A 2011 study by two Cal State Fullerton economics professors found that an increase from the 25th to the 75th percentile in a Wonderlic score correlated to a rise of more than 14 spots in draft position for a white player. For a Black player, the gain was less than half that.

Increasingly over the last decade, the N.F.L. and its teams have turned to other assessments that claim to gauge how quickly players pick up football-specific concepts and assess behavioral tendencies, all in an attempt to discern if they’ll fit in with the pros. At the 2013 combine, the league debuted the Player Assessment Test, a computerized test created by Cyrus Mehri of the Fritz Pollard Alliance that measures attributes like aggressiveness alongside cognitive traits.

To scout players themselves, teams have also leaned on consultants with proprietary tests that claim, with varying support, to evaluate players’ sport-specific intellectual ability.
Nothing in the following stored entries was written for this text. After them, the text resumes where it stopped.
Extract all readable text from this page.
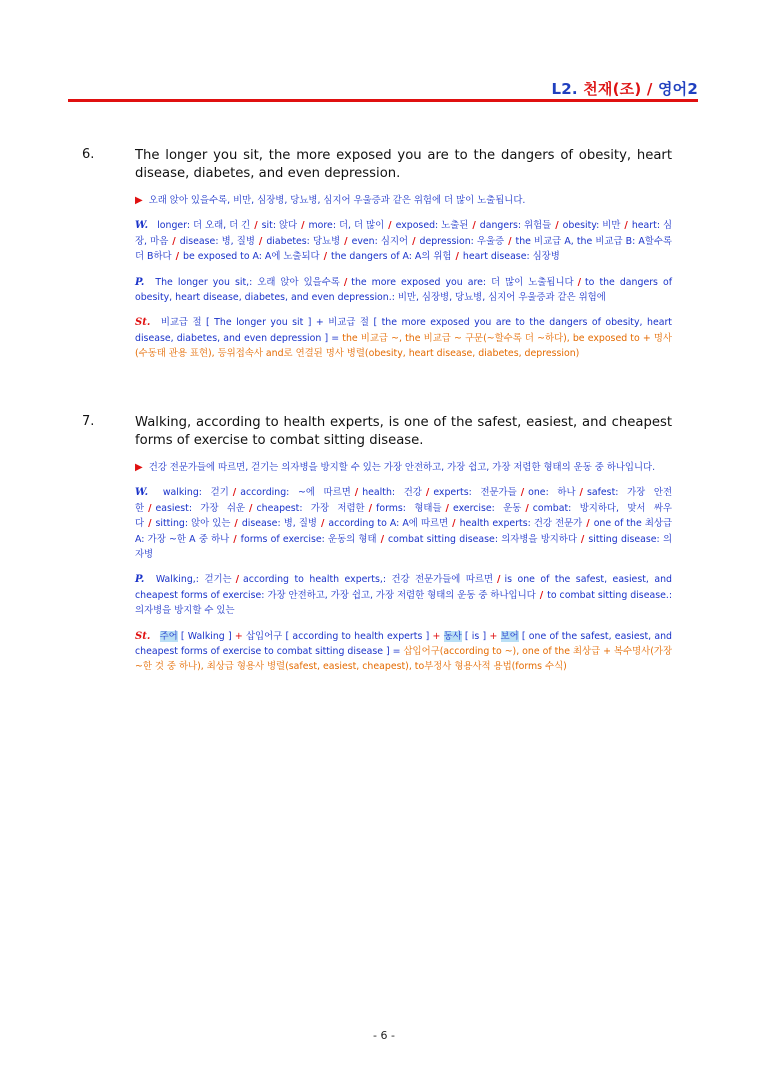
L2. 천재(조) / 영어2
6.	The longer you sit, the more exposed you are to the dangers of obesity, heart disease, diabetes, and even depression.
▶ 오래 앉아 있을수록, 비만, 심장병, 당뇨병, 심지어 우울증과 같은 위험에 더 많이 노출됩니다.
W. longer: 더 오래, 더 긴 / sit: 앉다 / more: 더, 더 많이 / exposed: 노출된 / dangers: 위험들 / obesity: 비만 / heart: 심장, 마음 / disease: 병, 질병 / diabetes: 당뇨병 / even: 심지어 / depression: 우울증 / the 비교급 A, the 비교급 B: A할수록 더 B하다 / be exposed to A: A에 노출되다 / the dangers of A: A의 위험 / heart disease: 심장병
P. The longer you sit,: 오래 앉아 있을수록 / the more exposed you are: 더 많이 노출됩니다 / to the dangers of obesity, heart disease, diabetes, and even depression.: 비만, 심장병, 당뇨병, 심지어 우울증과 같은 위험에
St. 비교급 절 [ The longer you sit ] + 비교급 절 [ the more exposed you are to the dangers of obesity, heart disease, diabetes, and even depression ] = the 비교급 ~, the 비교급 ~ 구문(~할수록 더 ~하다), be exposed to + 명사(수동태 관용 표현), 등위접속사 and로 연결된 명사 병렬(obesity, heart disease, diabetes, depression)
7.	Walking, according to health experts, is one of the safest, easiest, and cheapest forms of exercise to combat sitting disease.
▶ 건강 전문가들에 따르면, 걷기는 의자병을 방지할 수 있는 가장 안전하고, 가장 쉽고, 가장 저렴한 형태의 운동 중 하나입니다.
W. walking: 걷기 / according: ~에 따르면 / health: 건강 / experts: 전문가들 / one: 하나 / safest: 가장 안전한 / easiest: 가장 쉬운 / cheapest: 가장 저렴한 / forms: 형태들 / exercise: 운동 / combat: 방지하다, 맞서 싸우다 / sitting: 앉아 있는 / disease: 병, 질병 / according to A: A에 따르면 / health experts: 건강 전문가 / one of the 최상급 A: 가장 ~한 A 중 하나 / forms of exercise: 운동의 형태 / combat sitting disease: 의자병을 방지하다 / sitting disease: 의자병
P. Walking,: 걷기는 / according to health experts,: 건강 전문가들에 따르면 / is one of the safest, easiest, and cheapest forms of exercise: 가장 안전하고, 가장 쉽고, 가장 저렴한 형태의 운동 중 하나입니다 / to combat sitting disease.: 의자병을 방지할 수 있는
St. 주어 [ Walking ] + 삽입어구 [ according to health experts ] + 동사 [ is ] + 보어 [ one of the safest, easiest, and cheapest forms of exercise to combat sitting disease ] = 삽입어구(according to ~), one of the 최상급 + 복수명사(가장 ~한 것 중 하나), 최상급 형용사 병렬(safest, easiest, cheapest), to부정사 형용사적 용법(forms 수식)
- 6 -
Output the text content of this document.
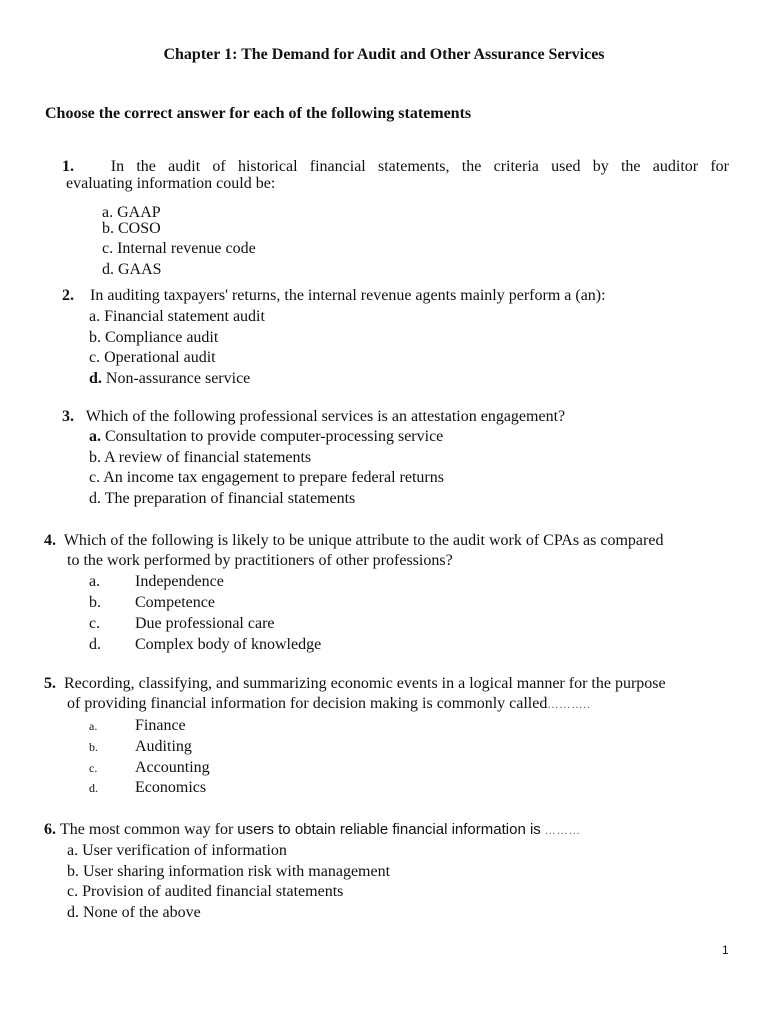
Chapter 1: The Demand for Audit and Other Assurance Services
Choose the correct answer for each of the following statements
1. In the audit of historical financial statements, the criteria used by the auditor for
evaluating information could be:
a. GAAP
b. COSO
c. Internal revenue code
d. GAAS
2. In auditing taxpayers' returns, the internal revenue agents mainly perform a (an):
a. Financial statement audit
b. Compliance audit
c. Operational audit
d. Non-assurance service
3. Which of the following professional services is an attestation engagement?
a. Consultation to provide computer-processing service
b. A review of financial statements
c. An income tax engagement to prepare federal returns
d. The preparation of financial statements
4. Which of the following is likely to be unique attribute to the audit work of CPAs as compared
to the work performed by practitioners of other professions?
a. Independence
b. Competence
c. Due professional care
d. Complex body of knowledge
5. Recording, classifying, and summarizing economic events in a logical manner for the purpose
of providing financial information for decision making is commonly called………..
a. Finance
b. Auditing
c. Accounting
d. Economics
6. The most common way for users to obtain reliable financial information is ………
a. User verification of information
b. User sharing information risk with management
c. Provision of audited financial statements
d. None of the above
1
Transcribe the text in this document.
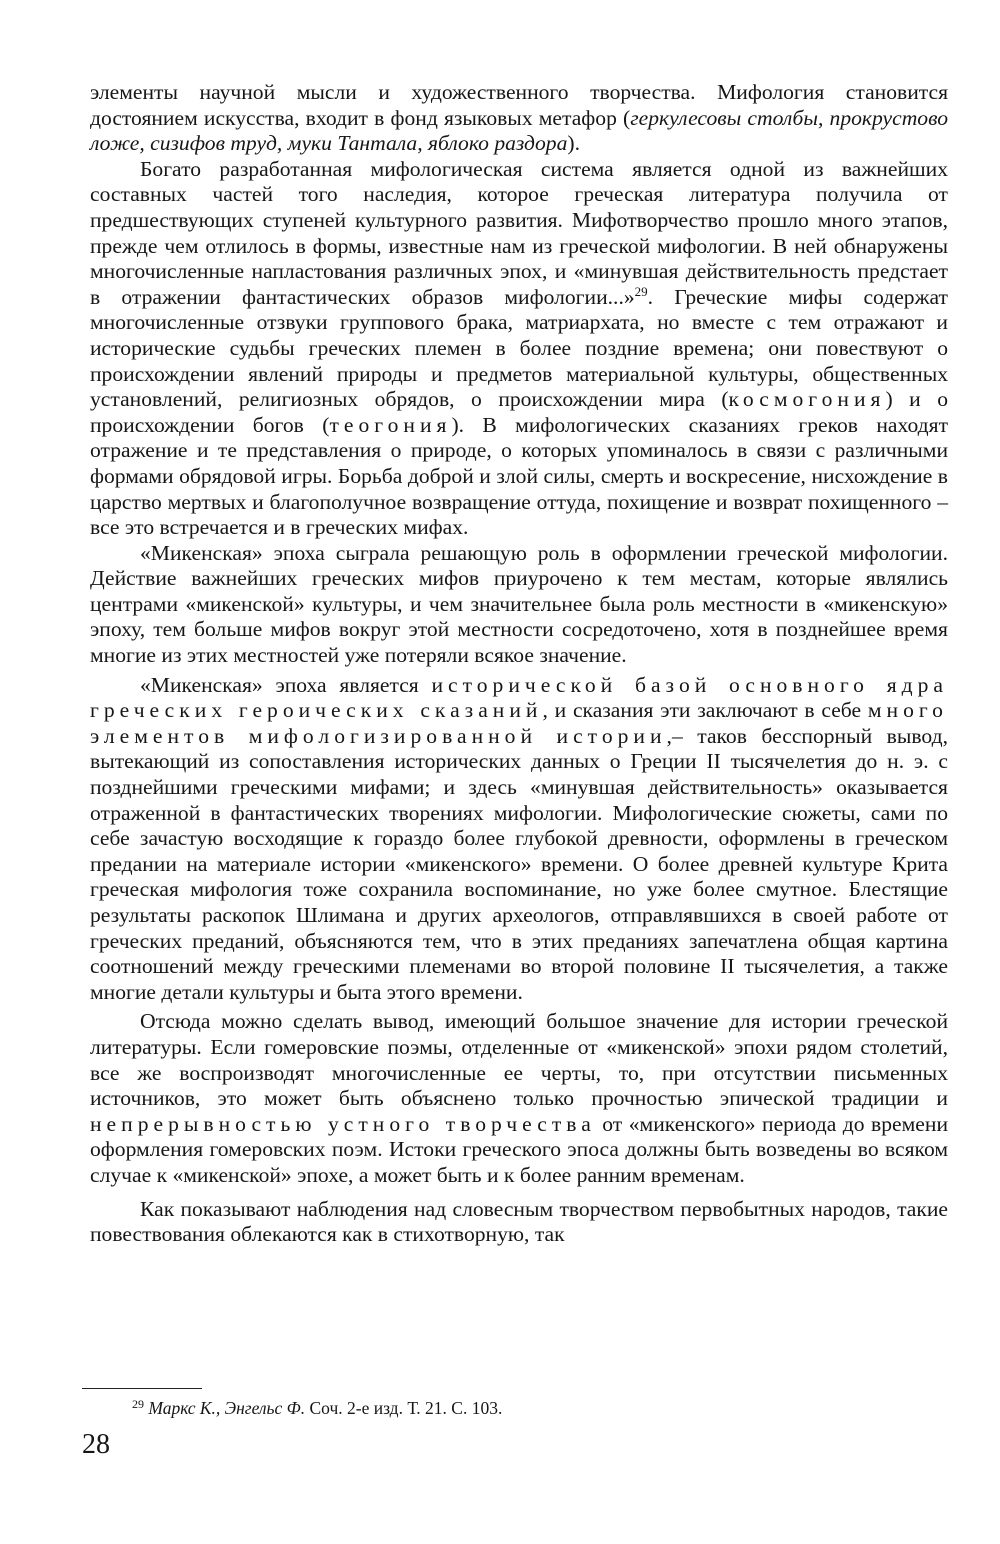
элементы научной мысли и художественного творчества. Мифология становится достоянием искусства, входит в фонд языковых метафор (геркулесовы столбы, прокрустово ложе, сизифов труд, муки Тантала, яблоко раздора).

Богато разработанная мифологическая система является одной из важнейших составных частей того наследия, которое греческая литература получила от предшествующих ступеней культурного развития. Мифотворчество прошло много этапов, прежде чем отлилось в формы, известные нам из греческой мифологии. В ней обнаружены многочисленные напластования различных эпох, и «минувшая действительность предстает в отражении фантастических образов мифологии...»$^{29}$. Греческие мифы содержат многочисленные отзвуки группового брака, матриархата, но вместе с тем отражают и исторические судьбы греческих племен в более поздние времена; они повествуют о происхождении явлений природы и предметов материальной культуры, общественных установлений, религиозных обрядов, о происхождении мира (космогония) и о происхождении богов (теогония). В мифологических сказаниях греков находят отражение и те представления о природе, о которых упоминалось в связи с различными формами обрядовой игры. Борьба доброй и злой силы, смерть и воскресение, нисхождение в царство мертвых и благополучное возвращение оттуда, похищение и возврат похищенного – все это встречается и в греческих мифах.

«Микенская» эпоха сыграла решающую роль в оформлении греческой мифологии. Действие важнейших греческих мифов приурочено к тем местам, которые являлись центрами «микенской» культуры, и чем значительнее была роль местности в «микенскую» эпоху, тем больше мифов вокруг этой местности сосредоточено, хотя в позднейшее время многие из этих местностей уже потеряли всякое значение.

«Микенская» эпоха является исторической базой основного ядра греческих героических сказаний, и сказания эти заключают в себе много элементов мифологизированной истории,– таков бесспорный вывод, вытекающий из сопоставления исторических данных о Греции II тысячелетия до н. э. с позднейшими греческими мифами; и здесь «минувшая действительность» оказывается отраженной в фантастических творениях мифологии. Мифологические сюжеты, сами по себе зачастую восходящие к гораздо более глубокой древности, оформлены в греческом предании на материале истории «микенского» времени. О более древней культуре Крита греческая мифология тоже сохранила воспоминание, но уже более смутное. Блестящие результаты раскопок Шлимана и других археологов, отправлявшихся в своей работе от греческих преданий, объясняются тем, что в этих преданиях запечатлена общая картина соотношений между греческими племенами во второй половине II тысячелетия, а также многие детали культуры и быта этого времени.

Отсюда можно сделать вывод, имеющий большое значение для истории греческой литературы. Если гомеровские поэмы, отделенные от «микенской» эпохи рядом столетий, все же воспроизводят многочисленные ее черты, то, при отсутствии письменных источников, это может быть объяснено только прочностью эпической традиции и непрерывностью устного творчества от «микенского» периода до времени оформления гомеровских поэм. Истоки греческого эпоса должны быть возведены во всяком случае к «микенской» эпохе, а может быть и к более ранним временам.

Как показывают наблюдения над словесным творчеством первобытных народов, такие повествования облекаются как в стихотворную, так

$^{29}$ Маркс К., Энгельс Ф. Соч. 2-е изд. Т. 21. С. 103.
28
The Athletic Intelligence Quotient emphasizes spatial awareness and fast-paced decision-making, the Troutwine Athletic Profile rates a dozen “performance traits” such as composure and grit, and Human Resource Tactics uses testing that purports to gauge, among other things, an athlete’s love of the game.

Mark Aoyagi, a director of sport and performance psychology at the University of Denver and a former draft adviser to an N.F.L. team, views the testing boom with skepticism. Aside from the A.I.Q. and the Test of Attentional and Interpersonal Style, the tests have not been subject to peer review in leading scientific journals, leading to doubts of their efficacy.

“A test that does not have scientific validity is no different than me playing tic-tac-toe with them and saying, ‘This must predict something about their future,’” Aoyagi said.

In his consulting role, Aoyagi employed the A.I.Q. and T.A.I.S. to evaluate draft prospects, before conducting interviews with them. “We call that triangulation — the data from the A.I.Q. and T.A.I.S. and your own observational data,” Aoyagi said.

Daniel Jeremiah, a former N.F.L. scout who now works as a draft analyst for the N.F.L. Network, emphasized that no one test can provide conclusive insight into whether a player will be able to adapt to being a professional. Talking to coaches and teammates, scouring film and spending as much time with the prospect as possible, he said, are all necessary evaluation tools. “It’s the biggest challenge for scouts now, finding out how they’ve dealt with stuff in terms of toughness, mentally and physically,” Jeremiah said.